Si la Argentina fuera una democracia “normal”, a esta altura el oficialismo, su interna casi concluida, habría cerrado filas en torno de lo que es, al fin y al cabo, su gobierno con el propósito de basar su campaña electoral en su obra. Pero aquí la democracia no es normal en absoluto: el oficialismo, ya encabezado por Eduardo Duhalde, no quiere saber nada de la obra de Carlos Menem; por el contrario, quiere hacer pensar que es la oposición auténtica y la Alianza un pobre simulacro. Así, pues, está reeditándose la situación de 1983 cuando peronistas y radicales competían hablando pestes del statu quo socioeconómico y éstos ganaron por parecer menos dispuestos a respetarlo. Claro, en aquel entonces el país era regido por una dictadura mientras que el gobierno actual, sus pecados no obstante, es indiscutiblemente legítimo.
Ningún sistema democrático puede operar con un mínimo de eficacia sin que haya un partido oficialista que se sienta plenamente comprometido con “su” gobierno. No puede porque gobernar siempre requiere poder y autoridad. Sin embargo, tanto Duhalde como líderes aliancistas como Graciela Fernández Meijide ya se han puesto a mofarse de Menem como si fuera una figurita decimonónica. En este clima, la ingobernabilidad, es decir, la anarquía, es mucho más que una fantasía menemista.
En la raíz de la peligrosa anemia institucional del país está el carácter caudillista del PJ, movimiento “verticalista” en el que sólo cabe un jefe supremo. Un aglomerado de este tipo no permite medias tintas: Menem tuvo que elegir entre pretender ser líder vitalicio y resignarse a no ser nadie. Por motivos comprensibles, apostó a la primera opción, obligando a quien aspiraba a desplazarlo a declararle la guerra en la que, gracias a la escasa popularidad del Presidente y a la Constitución, finalmente triunfó. Es que en movimientos de este tipo las transiciones ordenadas son imposibles: siempre es una cuestión de todo o nada, de “hegemonía” o derrota humillante.

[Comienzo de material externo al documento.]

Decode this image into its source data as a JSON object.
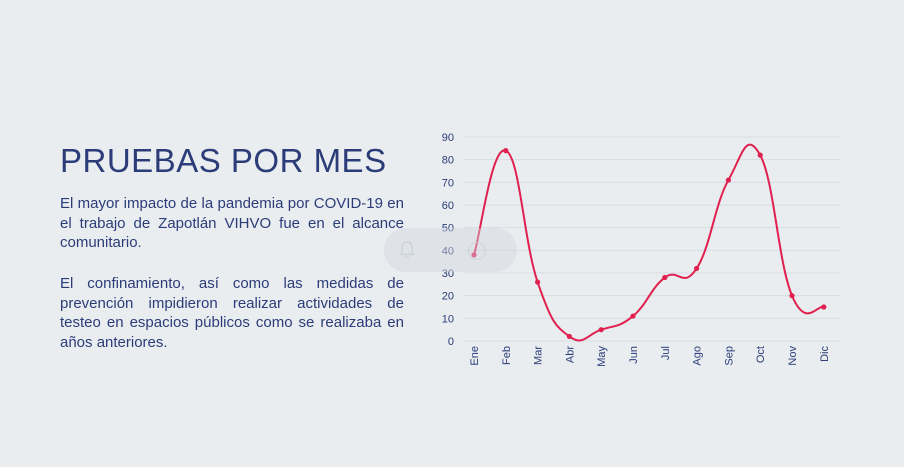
{
  "heading": "PRUEBAS POR MES",
  "paragraph1": "El mayor impacto de la pandemia por COVID-19 en el trabajo de Zapotlán VIHVO fue en el alcance comunitario.",
  "paragraph2": "El confinamiento, así como las medidas de prevención impidieron realizar actividades de testeo en espacios públicos como se realizaba en años anteriores.",
  "colors": {
    "text": "#2b3c78",
    "line": "#e0204f",
    "grid": "#d7dde3",
    "background": "#e9edf0"
  },
  "chart_data": {
    "type": "line",
    "categories": [
      "Ene",
      "Feb",
      "Mar",
      "Abr",
      "May",
      "Jun",
      "Jul",
      "Ago",
      "Sep",
      "Oct",
      "Nov",
      "Dic"
    ],
    "values": [
      38,
      84,
      26,
      2,
      5,
      11,
      28,
      32,
      71,
      82,
      20,
      15
    ],
    "ylim": [
      0,
      90
    ],
    "yticks": [
      0,
      10,
      20,
      30,
      40,
      50,
      60,
      70,
      80,
      90
    ],
    "grid": true,
    "smooth": true,
    "xlabel": "",
    "ylabel": ""
  }
}
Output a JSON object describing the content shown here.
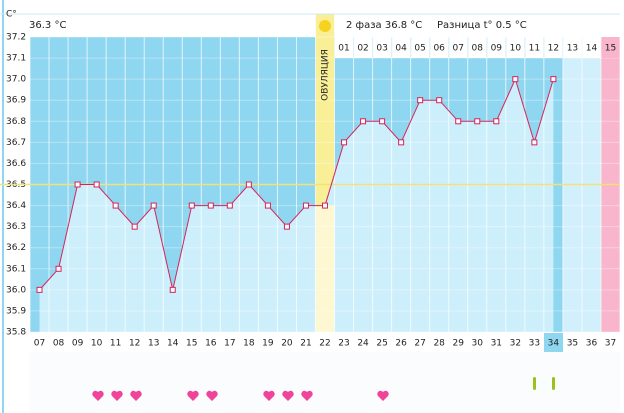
{
  "chart_data": {
    "type": "line",
    "y_label": "C°",
    "phase1_text": "36.3 °C",
    "phase2_text": "2 фаза 36.8 °C",
    "diff_text": "Разница t° 0.5 °C",
    "ovulation_label": "ОВУЛЯЦИЯ",
    "categories": [
      "07",
      "08",
      "09",
      "10",
      "11",
      "12",
      "13",
      "14",
      "15",
      "16",
      "17",
      "18",
      "19",
      "20",
      "21",
      "22",
      "23",
      "24",
      "25",
      "26",
      "27",
      "28",
      "29",
      "30",
      "31",
      "32",
      "33",
      "34",
      "35",
      "36",
      "37"
    ],
    "phase2_days": [
      "01",
      "02",
      "03",
      "04",
      "05",
      "06",
      "07",
      "08",
      "09",
      "10",
      "11",
      "12",
      "13",
      "14",
      "15"
    ],
    "values": [
      36.0,
      36.1,
      36.5,
      36.5,
      36.4,
      36.3,
      36.4,
      36.0,
      36.4,
      36.4,
      36.4,
      36.5,
      36.4,
      36.3,
      36.4,
      36.4,
      36.7,
      36.8,
      36.8,
      36.7,
      36.9,
      36.9,
      36.8,
      36.8,
      36.8,
      37.0,
      36.7,
      37.0,
      null,
      null,
      null
    ],
    "color": "#d6245a",
    "coverline": 36.5,
    "ylim": [
      35.8,
      37.2
    ],
    "yticks": [
      35.8,
      35.9,
      {
        "value": 36,
        "label": "36.0"
      },
      36.1,
      36.2,
      36.3,
      36.4,
      36.5,
      36.6,
      36.7,
      36.8,
      36.9,
      {
        "value": 37,
        "label": "37.0"
      },
      37.1,
      37.2
    ]
  }
}
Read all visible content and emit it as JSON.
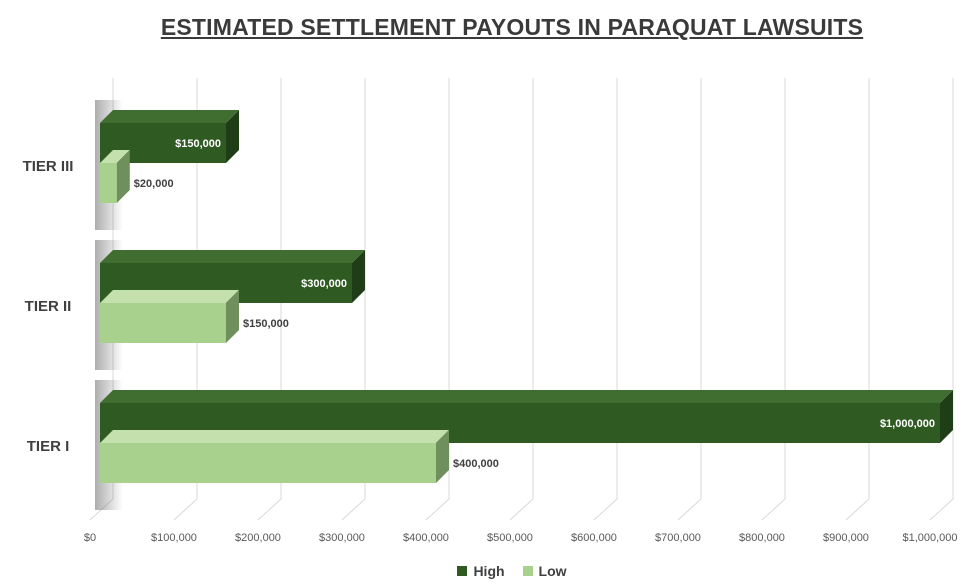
{
  "chart_data": {
    "type": "bar",
    "orientation": "horizontal",
    "title": "ESTIMATED SETTLEMENT PAYOUTS IN PARAQUAT LAWSUITS",
    "categories": [
      "TIER I",
      "TIER II",
      "TIER III"
    ],
    "series": [
      {
        "name": "High",
        "color": "#2f5a22",
        "values": [
          1000000,
          300000,
          150000
        ],
        "labels": [
          "$1,000,000",
          "$300,000",
          "$150,000"
        ]
      },
      {
        "name": "Low",
        "color": "#a9d18e",
        "values": [
          400000,
          150000,
          20000
        ],
        "labels": [
          "$400,000",
          "$150,000",
          "$20,000"
        ]
      }
    ],
    "xlim": [
      0,
      1000000
    ],
    "ticks": [
      0,
      100000,
      200000,
      300000,
      400000,
      500000,
      600000,
      700000,
      800000,
      900000,
      1000000
    ],
    "tick_labels": [
      "$0",
      "$100,000",
      "$200,000",
      "$300,000",
      "$400,000",
      "$500,000",
      "$600,000",
      "$700,000",
      "$800,000",
      "$900,000",
      "$1,000,000"
    ],
    "grid": true,
    "legend": "bottom"
  }
}
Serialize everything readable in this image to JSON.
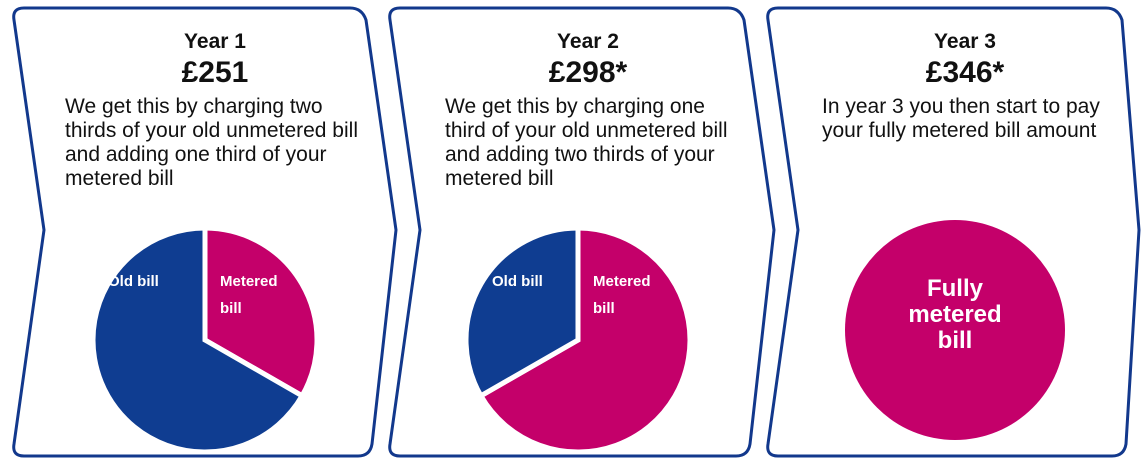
{
  "chart_data": [
    {
      "type": "pie",
      "title": "Year 1",
      "subtitle": "£251",
      "annotation": "We get this by charging two thirds of your old unmetered bill and adding one third of your metered bill",
      "categories": [
        "Metered bill",
        "Old bill"
      ],
      "values": [
        33.3,
        66.7
      ],
      "colors": [
        "#c4006a",
        "#0f3d91"
      ]
    },
    {
      "type": "pie",
      "title": "Year 2",
      "subtitle": "£298*",
      "annotation": "We get this by charging one third of your old unmetered bill and adding two thirds of your metered bill",
      "categories": [
        "Metered bill",
        "Old bill"
      ],
      "values": [
        66.7,
        33.3
      ],
      "colors": [
        "#c4006a",
        "#0f3d91"
      ]
    },
    {
      "type": "pie",
      "title": "Year 3",
      "subtitle": "£346*",
      "annotation": "In year 3 you then start to pay your fully metered bill amount",
      "categories": [
        "Fully metered bill"
      ],
      "values": [
        100
      ],
      "colors": [
        "#c4006a"
      ]
    }
  ]
}
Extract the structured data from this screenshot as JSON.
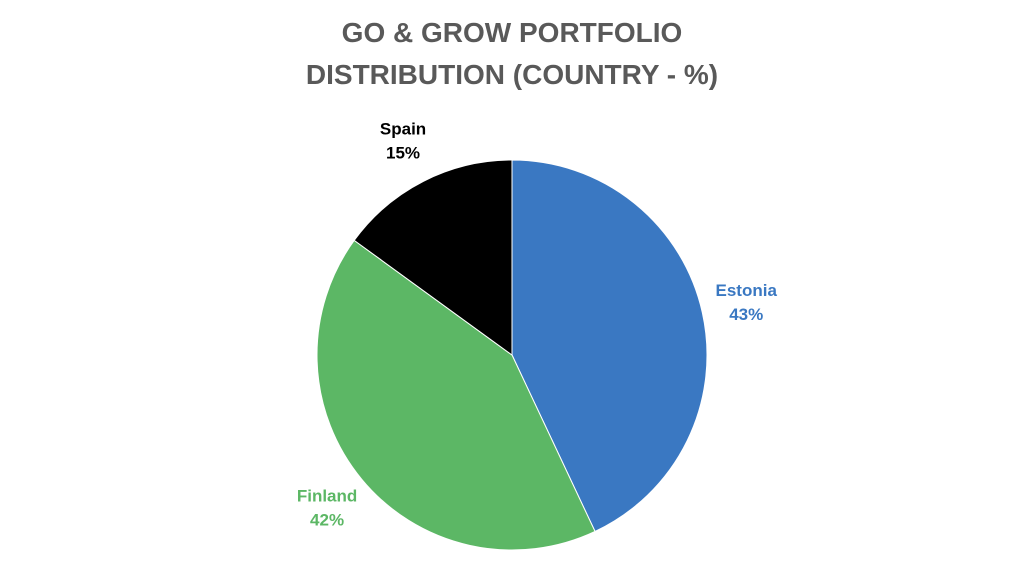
{
  "chart_data": {
    "type": "pie",
    "title": "GO & GROW PORTFOLIO DISTRIBUTION (COUNTRY - %)",
    "categories": [
      "Estonia",
      "Finland",
      "Spain"
    ],
    "values": [
      43,
      42,
      15
    ],
    "value_labels": [
      "43%",
      "42%",
      "15%"
    ],
    "colors": [
      "#3a78c2",
      "#5cb765",
      "#000000"
    ]
  }
}
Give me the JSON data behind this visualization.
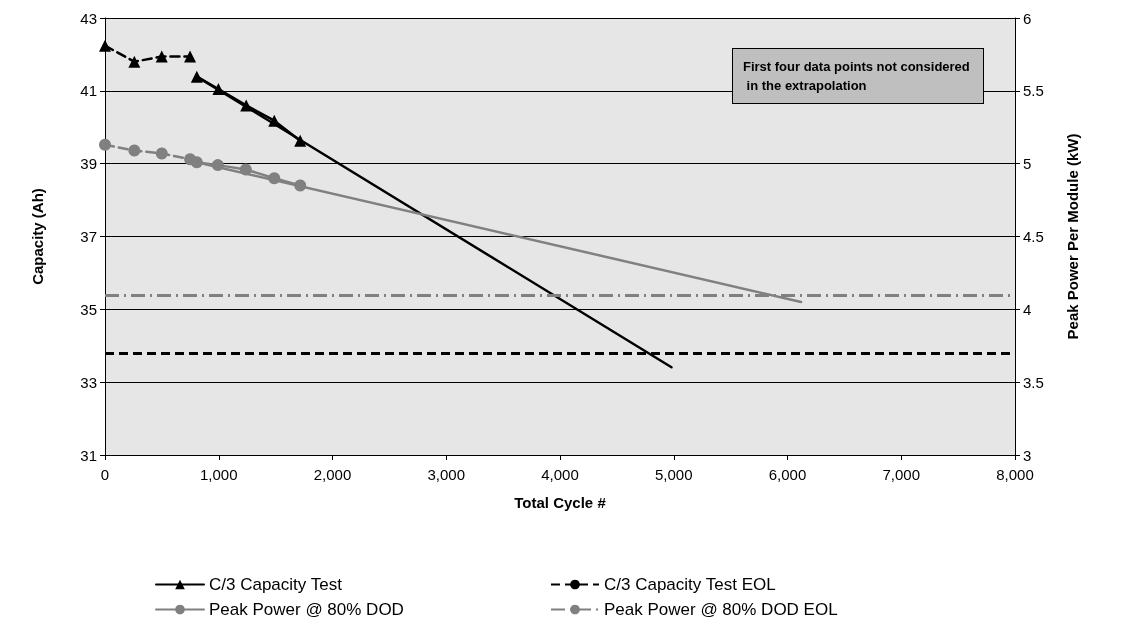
{
  "chart_data": {
    "type": "line",
    "xlabel": "Total Cycle #",
    "ylabel": "Capacity (Ah)",
    "y2label": "Peak Power Per Module (kW)",
    "xlim": [
      0,
      8000
    ],
    "xticks": [
      0,
      {
        "value": 1000,
        "label": "1,000"
      },
      {
        "value": 2000,
        "label": "2,000"
      },
      {
        "value": 3000,
        "label": "3,000"
      },
      {
        "value": 4000,
        "label": "4,000"
      },
      {
        "value": 5000,
        "label": "5,000"
      },
      {
        "value": 6000,
        "label": "6,000"
      },
      {
        "value": 7000,
        "label": "7,000"
      },
      {
        "value": 8000,
        "label": "8,000"
      }
    ],
    "ylim": [
      31,
      43
    ],
    "yticks": [
      31,
      33,
      35,
      37,
      39,
      41,
      43
    ],
    "y2lim": [
      3,
      6
    ],
    "y2ticks": [
      3,
      3.5,
      4,
      4.5,
      5,
      5.5,
      6
    ],
    "grid": "y",
    "legend": "bottom",
    "series": [
      {
        "color": "#000000",
        "marker": "triangle",
        "line_style": "dashed",
        "x": [
          0,
          258,
          499,
          748
        ],
        "values": [
          42.24,
          41.8,
          41.94,
          41.94
        ]
      },
      {
        "name": "C/3 Capacity Test",
        "color": "#000000",
        "marker": "triangle",
        "line_style": "solid",
        "x": [
          807,
          997,
          1241,
          1488,
          1716
        ],
        "values": [
          41.39,
          41.05,
          40.6,
          40.18,
          39.63
        ]
      },
      {
        "color": "#000000",
        "marker": "none",
        "line_style": "solid",
        "x": [
          807,
          4980
        ],
        "values": [
          41.39,
          33.41
        ]
      },
      {
        "color": "#808080",
        "marker": "circle",
        "line_style": "dashed",
        "axis": "y2",
        "x": [
          0,
          258,
          499,
          748
        ],
        "values": [
          5.13,
          5.09,
          5.07,
          5.03
        ]
      },
      {
        "name": "Peak Power @ 80% DOD",
        "color": "#808080",
        "marker": "circle",
        "line_style": "solid",
        "axis": "y2",
        "x": [
          807,
          992,
          1238,
          1488,
          1716
        ],
        "values": [
          5.01,
          4.99,
          4.96,
          4.9,
          4.85
        ]
      },
      {
        "color": "#808080",
        "marker": "none",
        "line_style": "solid",
        "axis": "y2",
        "x": [
          807,
          6120
        ],
        "values": [
          5.01,
          4.05
        ]
      }
    ],
    "ref_lines": [
      {
        "axis": "y",
        "value": 33.8,
        "label": "C/3 Capacity Test EOL",
        "color": "#000000",
        "line_style": "dashed"
      },
      {
        "axis": "y2",
        "value": 4.1,
        "label": "Peak Power @ 80% DOD EOL",
        "color": "#808080",
        "line_style": "dashdot"
      }
    ],
    "annotations": [
      "First four data points not considered in the extrapolation"
    ]
  }
}
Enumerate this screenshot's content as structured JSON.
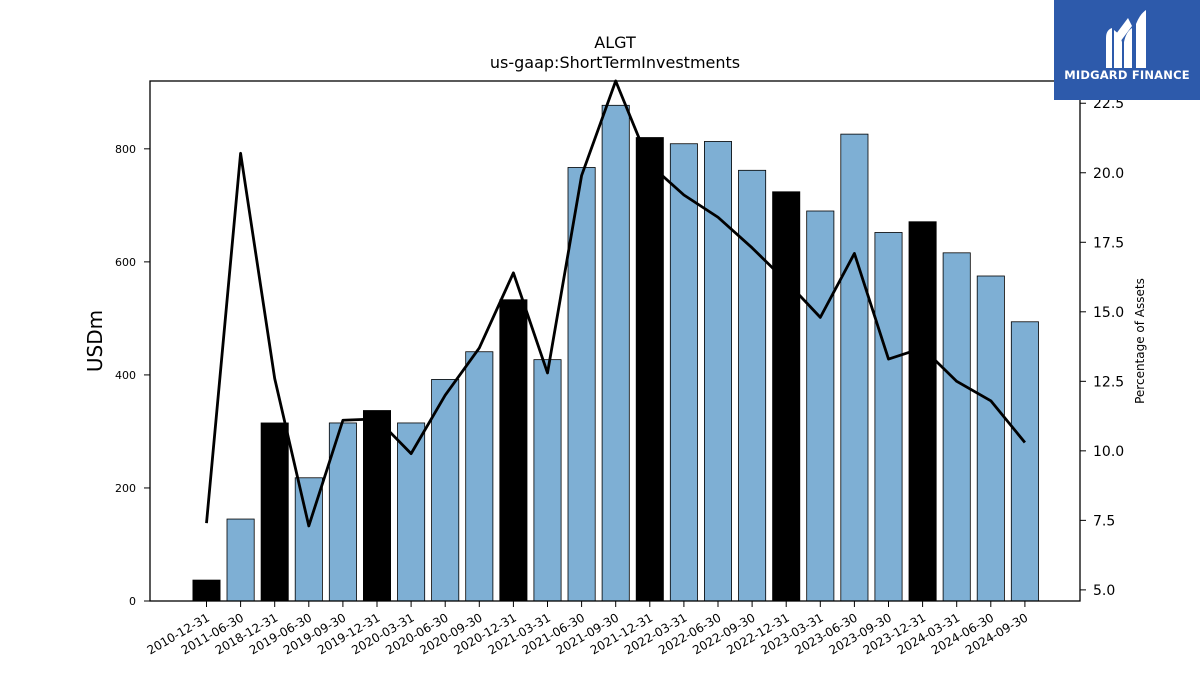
{
  "brand": {
    "name": "MIDGARD FINANCE",
    "logo_color": "#2d5aab",
    "logo_icon": "midgard-m-icon"
  },
  "chart_data": {
    "type": "bar",
    "title": "ALGT",
    "subtitle": "us-gaap:ShortTermInvestments",
    "ylabel": "USDm",
    "y2label": "Percentage of Assets",
    "ylim": [
      0,
      920
    ],
    "y2lim": [
      4.6,
      23.3
    ],
    "yticks": [
      0,
      200,
      400,
      600,
      800
    ],
    "y2ticks": [
      5.0,
      7.5,
      10.0,
      12.5,
      15.0,
      17.5,
      20.0,
      22.5
    ],
    "categories": [
      "2010-12-31",
      "2011-06-30",
      "2018-12-31",
      "2019-06-30",
      "2019-09-30",
      "2019-12-31",
      "2020-03-31",
      "2020-06-30",
      "2020-09-30",
      "2020-12-31",
      "2021-03-31",
      "2021-06-30",
      "2021-09-30",
      "2021-12-31",
      "2022-03-31",
      "2022-06-30",
      "2022-09-30",
      "2022-12-31",
      "2023-03-31",
      "2023-06-30",
      "2023-09-30",
      "2023-12-31",
      "2024-03-31",
      "2024-06-30",
      "2024-09-30"
    ],
    "values": [
      37,
      145,
      315,
      218,
      315,
      337,
      315,
      392,
      441,
      533,
      427,
      767,
      877,
      820,
      809,
      813,
      762,
      724,
      690,
      826,
      652,
      671,
      616,
      575,
      494
    ],
    "year_end": [
      true,
      false,
      true,
      false,
      false,
      true,
      false,
      false,
      false,
      true,
      false,
      false,
      false,
      true,
      false,
      false,
      false,
      true,
      false,
      false,
      false,
      true,
      false,
      false,
      false
    ],
    "pct_of_assets": [
      7.4,
      20.7,
      12.6,
      7.3,
      11.1,
      11.15,
      9.9,
      12.0,
      13.7,
      16.4,
      12.8,
      19.9,
      23.3,
      20.3,
      19.2,
      18.4,
      17.3,
      16.1,
      14.8,
      17.1,
      13.3,
      13.7,
      12.5,
      11.8,
      10.3
    ],
    "colors": {
      "bar_quarter": "#7eafd4",
      "bar_year_end": "#000000",
      "line": "#000000"
    },
    "grid": false,
    "legend": "none"
  }
}
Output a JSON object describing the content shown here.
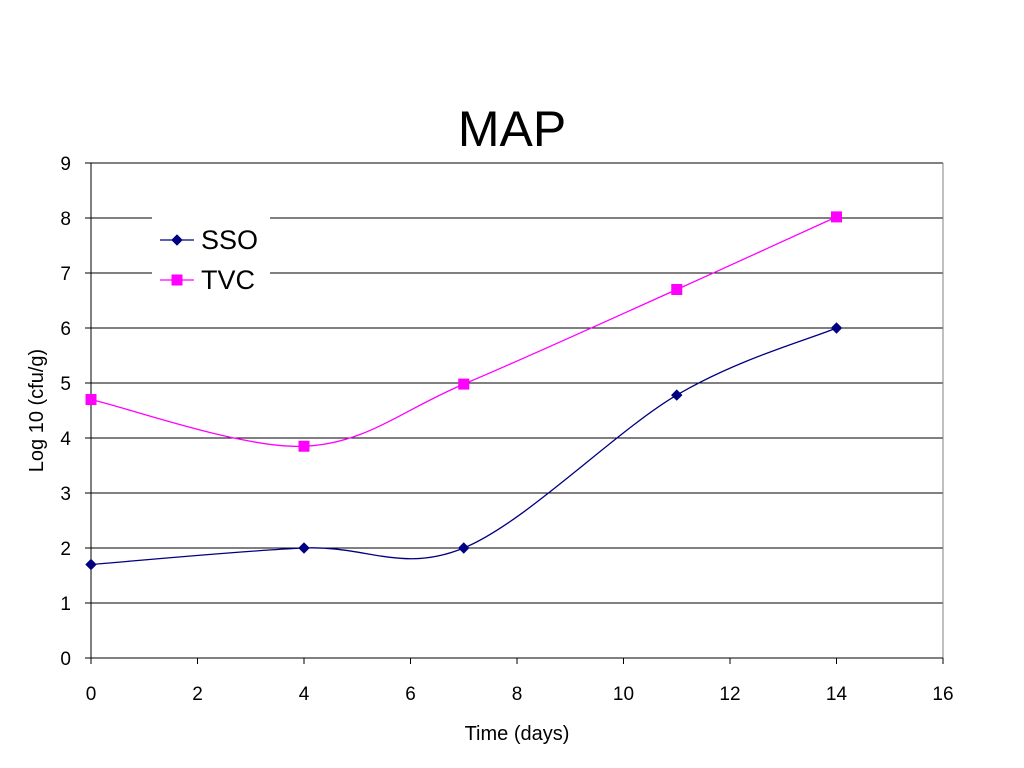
{
  "chart_data": {
    "type": "line",
    "title": "MAP",
    "xlabel": "Time (days)",
    "ylabel": "Log 10 (cfu/g)",
    "xlim": [
      0,
      16
    ],
    "ylim": [
      0,
      9
    ],
    "xticks": [
      0,
      2,
      4,
      6,
      8,
      10,
      12,
      14,
      16
    ],
    "yticks": [
      0,
      1,
      2,
      3,
      4,
      5,
      6,
      7,
      8,
      9
    ],
    "grid": "horizontal",
    "smoothed": true,
    "legend_position": "top-left",
    "series": [
      {
        "name": "SSO",
        "color": "#000080",
        "marker": "diamond",
        "x": [
          0,
          4,
          7,
          11,
          14
        ],
        "y": [
          1.7,
          2.0,
          2.0,
          4.78,
          6.0
        ]
      },
      {
        "name": "TVC",
        "color": "#FF00FF",
        "marker": "square",
        "x": [
          0,
          4,
          7,
          11,
          14
        ],
        "y": [
          4.7,
          3.85,
          4.98,
          6.7,
          8.02
        ]
      }
    ]
  }
}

Conciliar este esquema hiperpersonalista con la democracia no será sencillo, pero hasta que el peronismo deje de ser un movimiento en el que la “lealtad” importa más que cualquier otra virtud y la infalibilidad del líder es un artículo de fe para convertirse en un partido común, el país seguirá bailando al ritmo feroz de su interna. Por cierto, no le será dado contar con instituciones que funcionen adecuadamente cuando, como es habitual, los tiempos del peronismo no coinciden del todo con los fijados por el calendario democrático.